Poiché il campo magnetico terrestre catturò le radiazioni ionizzate emesse dal test Starfish Prime, si creò una nuova cintura di radiazioni artificiali che era più forte e più duratura di quanto gli scienziati avessero previsto.

Questa inaspettata “cintura”, durata almeno 10 anni, distrusse Telstar 1, il primo satellite a trasmettere un segnale televisivo in diretta, e Ariel-1, il primo satellite della Gran Bretagna.

È stata una sorpresa quanto fosse grave, quanto sia durato e quanto sia stato dannoso per i satelliti che hanno volato attraverso quell’area e sono morti“, afferma Sibeck.

Tuttavia, il test rivelò alcune importanti informazioni sulle radiazioni intorno alla Terra. La bomba rilasciò uno speciale tracciante isotopico chiamato cadmio-190. Il suo scopo originale era tracciare le ricadute del test, ma è diventato anche una risorsa preziosa per comprendere i modelli meteorologici nell’alta atmosfera.

Il test Starfish ha anche aiutato gli Stati Uniti a capire come rilevare le esplosioni nucleari nello spazio e costruire un sistema, in seguito chiamato Vela Hotel, per monitorare i test di altri paesi. Tali progressi hanno contribuito a rendere più efficace un trattato per vietare le armi nucleari nello spazio.

Ma ci sono altre potenti fonti di radiazioni nello spazio. C’è una possibilità molto piccola, dice Sibeck, che un brillamento solare al momento giusto possa colpire il pianeta con una quantità simile di radiazioni.

Dovrebbe essere più grande della maggior parte di quelli che abbiamo mai visto durante le nostre vite o durante l’era spaziale“, dice. “Ma ci sono tempeste [geomagnetiche] che sono state così grandi, e sappiamo che è successo perché le persone hanno visto le aurore alle medie latitudini o anche più basse agli albori della civiltà tecnologica“.

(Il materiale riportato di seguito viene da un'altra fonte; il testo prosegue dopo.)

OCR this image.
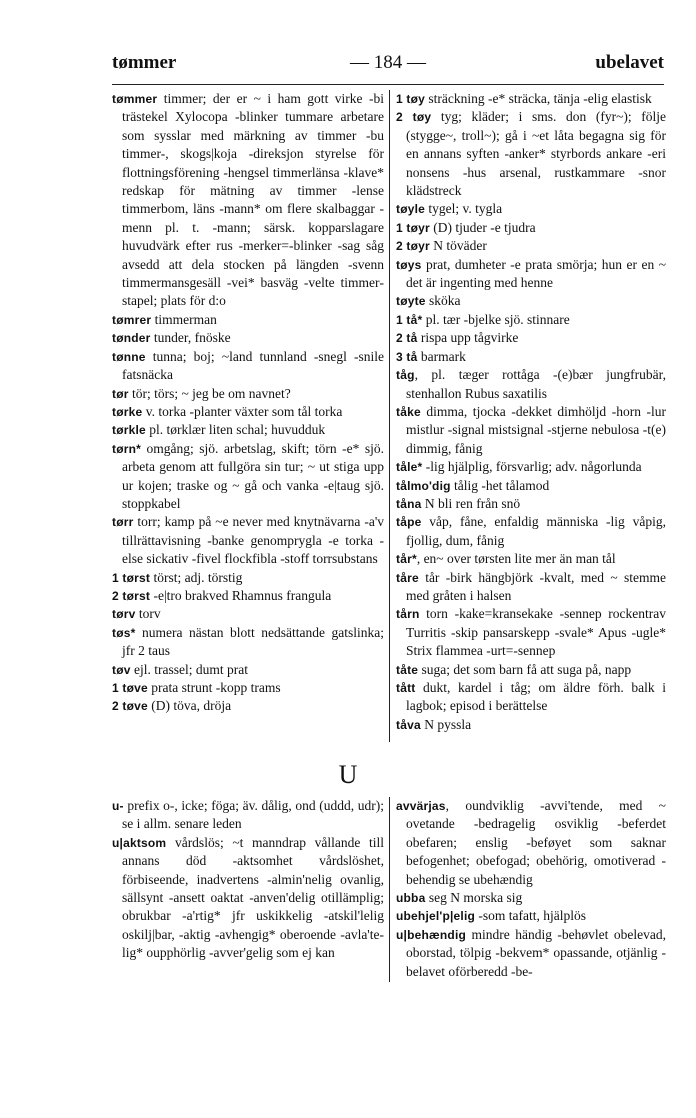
— 184 —
tømmer	ubelavet

tømmer timmer; der er ~ i ham gott virke -bi trästekel Xylocopa -blinker tummare arbetare som sysslar med märkning av timmer -bu timmer-, skogs|koja -direksjon styrelse för flottningsförening -hengsel timmerlänsa -klave* redskap för mätning av timmer -lense timmerbom, läns -mann* om flere skalbaggar -menn pl. t. -mann; särsk. kopparslagare huvudvärk efter rus -merker=-blinker -sag såg avsedd att dela stocken på längden -svenn timmermansgesäll -vei* basväg -velte timmerstapel; plats för d:o

tømrer timmerman

tønder tunder, fnöske

tønne tunna; boj; ~land tunnland -snegl -snile fatsnäcka

tør tör; törs; ~ jeg be om navnet?

tørke v. torka -planter växter som tål torka

tørkle pl. tørklær liten schal; huvudduk

tørn* omgång; sjö. arbetslag, skift; törn -e* sjö. arbeta genom att fullgöra sin tur; ~ ut stiga upp ur kojen; traske og ~ gå och vanka -e|taug sjö. stoppkabel

tørr torr; kamp på ~e never med knytnävarna -a'v tillrättavisning -banke genomprygla -e torka -else sickativ -fivel flockfibla -stoff torrsubstans

1 tørst törst; adj. törstig

2 tørst -e|tro brakved Rhamnus frangula

tørv torv

tøs* numera nästan blott nedsättande gatslinka; jfr 2 taus

tøv ejl. trassel; dumt prat

1 tøve prata strunt -kopp trams

2 tøve (D) töva, dröja

1 tøy sträckning -e* sträcka, tänja -elig elastisk

2 tøy tyg; kläder; i sms. don (fyr~); följe (stygge~, troll~); gå i ~et låta begagna sig för en annans syften -anker* styrbords ankare -eri nonsens -hus arsenal, rustkammare -snor klädstreck

tøyle tygel; v. tygla

1 tøyr (D) tjuder -e tjudra

2 tøyr N töväder

tøys prat, dumheter -e prata smörja; hun er en ~ det är ingenting med henne

tøyte sköka

1 tå* pl. tær -bjelke sjö. stinnare

2 tå rispa upp tågvirke

3 tå barmark

tåg, pl. tæger rottåga -(e)bær jungfrubär, stenhallon Rubus saxatilis

tåke dimma, tjocka -dekket dimhöljd -horn -lur mistlur -signal mistsignal -stjerne nebulosa -t(e) dimmig, fånig

tåle* -lig hjälplig, försvarlig; adv. någorlunda

tålmo'dig tålig -het tålamod

tåna N bli ren från snö

tåpe våp, fåne, enfaldig människa -lig våpig, fjollig, dum, fånig

tår*, en~ over tørsten lite mer än man tål

tåre tår -birk hängbjörk -kvalt, med ~ stemme med gråten i halsen

tårn torn -kake=kransekake -sennep rockentrav Turritis -skip pansarskepp -svale* Apus -ugle* Strix flammea -urt=-sennep

tåte suga; det som barn få att suga på, napp

tått dukt, kardel i tåg; om äldre förh. balk i lagbok; episod i berättelse

tåva N pyssla

U

u- prefix o-, icke; föga; äv. dålig, ond (uddd, udr); se i allm. senare leden

u|aktsom vårdslös; ~t manndrap vållande till annans död -aktsomhet vårdslöshet, förbiseende, inadvertens -almin'nelig ovanlig, sällsynt -ansett oaktat -anven'delig otillämplig; obrukbar -a'rtig* jfr uskikkelig -atskil'lelig oskilj|bar, -aktig -avhengig* oberoende -avla'telig* oupphörlig -avver'gelig som ej kan

avvärjas, oundviklig -avvi'tende, med ~ ovetande -bedragelig osviklig -beferdet obefaren; enslig -beføyet som saknar befogenhet; obefogad; obehörig, omotiverad -behendig se ubehændig

ubba seg N morska sig

ubehjel'p|elig -som tafatt, hjälplös

u|behændig mindre händig -behøvlet obelevad, oborstad, tölpig -bekvem* opassande, otjänlig -belavet oförberedd -be-
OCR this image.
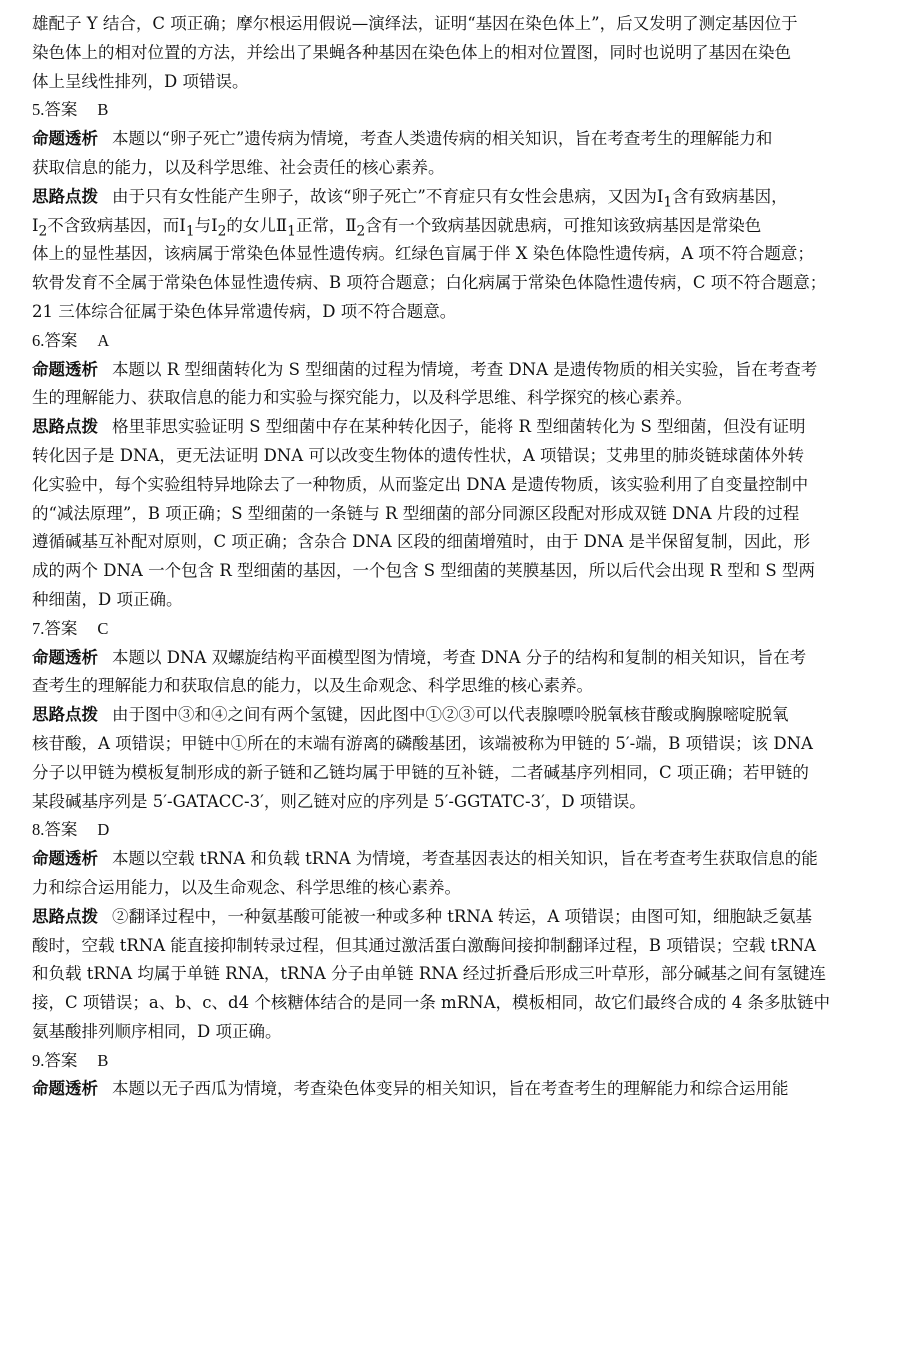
雄配子 Y 结合，C 项正确；摩尔根运用假说—演绎法，证明“基因在染色体上”，后又发明了测定基因位于
染色体上的相对位置的方法，并绘出了果蝇各种基因在染色体上的相对位置图，同时也说明了基因在染色
体上呈线性排列，D 项错误。
5.答案 B
命题透析 本题以“卵子死亡”遗传病为情境，考查人类遗传病的相关知识，旨在考查考生的理解能力和
获取信息的能力，以及科学思维、社会责任的核心素养。
思路点拨 由于只有女性能产生卵子，故该“卵子死亡”不育症只有女性会患病，又因为$Ⅰ_1$含有致病基因，
$Ⅰ_2$不含致病基因，而$Ⅰ_1$与$Ⅰ_2$的女儿$Ⅱ_1$正常，$Ⅱ_2$含有一个致病基因就患病，可推知该致病基因是常染色
体上的显性基因，该病属于常染色体显性遗传病。红绿色盲属于伴 X 染色体隐性遗传病，A 项不符合题意；
软骨发育不全属于常染色体显性遗传病、B 项符合题意；白化病属于常染色体隐性遗传病，C 项不符合题意；
21 三体综合征属于染色体异常遗传病，D 项不符合题意。
6.答案 A
命题透析 本题以 R 型细菌转化为 S 型细菌的过程为情境，考查 DNA 是遗传物质的相关实验，旨在考查考
生的理解能力、获取信息的能力和实验与探究能力，以及科学思维、科学探究的核心素养。
思路点拨 格里菲思实验证明 S 型细菌中存在某种转化因子，能将 R 型细菌转化为 S 型细菌，但没有证明
转化因子是 DNA，更无法证明 DNA 可以改变生物体的遗传性状，A 项错误；艾弗里的肺炎链球菌体外转
化实验中，每个实验组特异地除去了一种物质，从而鉴定出 DNA 是遗传物质，该实验利用了自变量控制中
的“减法原理”，B 项正确；S 型细菌的一条链与 R 型细菌的部分同源区段配对形成双链 DNA 片段的过程
遵循碱基互补配对原则，C 项正确；含杂合 DNA 区段的细菌增殖时，由于 DNA 是半保留复制，因此，形
成的两个 DNA 一个包含 R 型细菌的基因，一个包含 S 型细菌的荚膜基因，所以后代会出现 R 型和 S 型两
种细菌，D 项正确。
7.答案 C
命题透析 本题以 DNA 双螺旋结构平面模型图为情境，考查 DNA 分子的结构和复制的相关知识，旨在考
查考生的理解能力和获取信息的能力，以及生命观念、科学思维的核心素养。
思路点拨 由于图中③和④之间有两个氢键，因此图中①②③可以代表腺嘌呤脱氧核苷酸或胸腺嘧啶脱氧
核苷酸，A 项错误；甲链中①所在的末端有游离的磷酸基团，该端被称为甲链的 5′-端，B 项错误；该 DNA
分子以甲链为模板复制形成的新子链和乙链均属于甲链的互补链，二者碱基序列相同，C 项正确；若甲链的
某段碱基序列是 5′-GATACC-3′，则乙链对应的序列是 5′-GGTATC-3′，D 项错误。
8.答案 D
命题透析 本题以空载 tRNA 和负载 tRNA 为情境，考查基因表达的相关知识，旨在考查考生获取信息的能
力和综合运用能力，以及生命观念、科学思维的核心素养。
思路点拨 ②翻译过程中，一种氨基酸可能被一种或多种 tRNA 转运，A 项错误；由图可知，细胞缺乏氨基
酸时，空载 tRNA 能直接抑制转录过程，但其通过激活蛋白激酶间接抑制翻译过程，B 项错误；空载 tRNA
和负载 tRNA 均属于单链 RNA，tRNA 分子由单链 RNA 经过折叠后形成三叶草形，部分碱基之间有氢键连
接，C 项错误；a、b、c、d4 个核糖体结合的是同一条 mRNA，模板相同，故它们最终合成的 4 条多肽链中
氨基酸排列顺序相同，D 项正确。
9.答案 B
命题透析 本题以无子西瓜为情境，考查染色体变异的相关知识，旨在考查考生的理解能力和综合运用能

La più grande tempesta geomagnetica mai registrata, chiamata Carrington Event, colpì la Terra nel 1859. Causò aurore sull’Australia e diede scosse elettriche agli operatori del telegrafo in America. Se una tempesta simile colpisse oggi, le conseguenze sarebbero molto più gravi che l’interruzione del servizio telegrafico.

Nell’improbabile eventualità che un’altra bomba nucleare esploda nello spazio, Geoff Reeves, un ricercatore presso il Los Alamos National Laboratory nel New Mexico, ha lavorato su un modo rapido per sbarazzarsi delle cinture di radiazioni prodotte da esplosioni nucleari.

Nel suo progetto, un trasmettitore montato su un satellite colpisce la radiazione intrappolata con onde radio AM specializzate, che spingono le particelle cariche più in basso nell’atmosfera, dove vengono assorbite in modo innocuo.

Quindi ora, se si formasse una cintura Starfish e avessimo la tecnologia giusta nello spazio“, dice Reeves, “potremmo sbarazzarci di quella cintura in un paio di settimane“.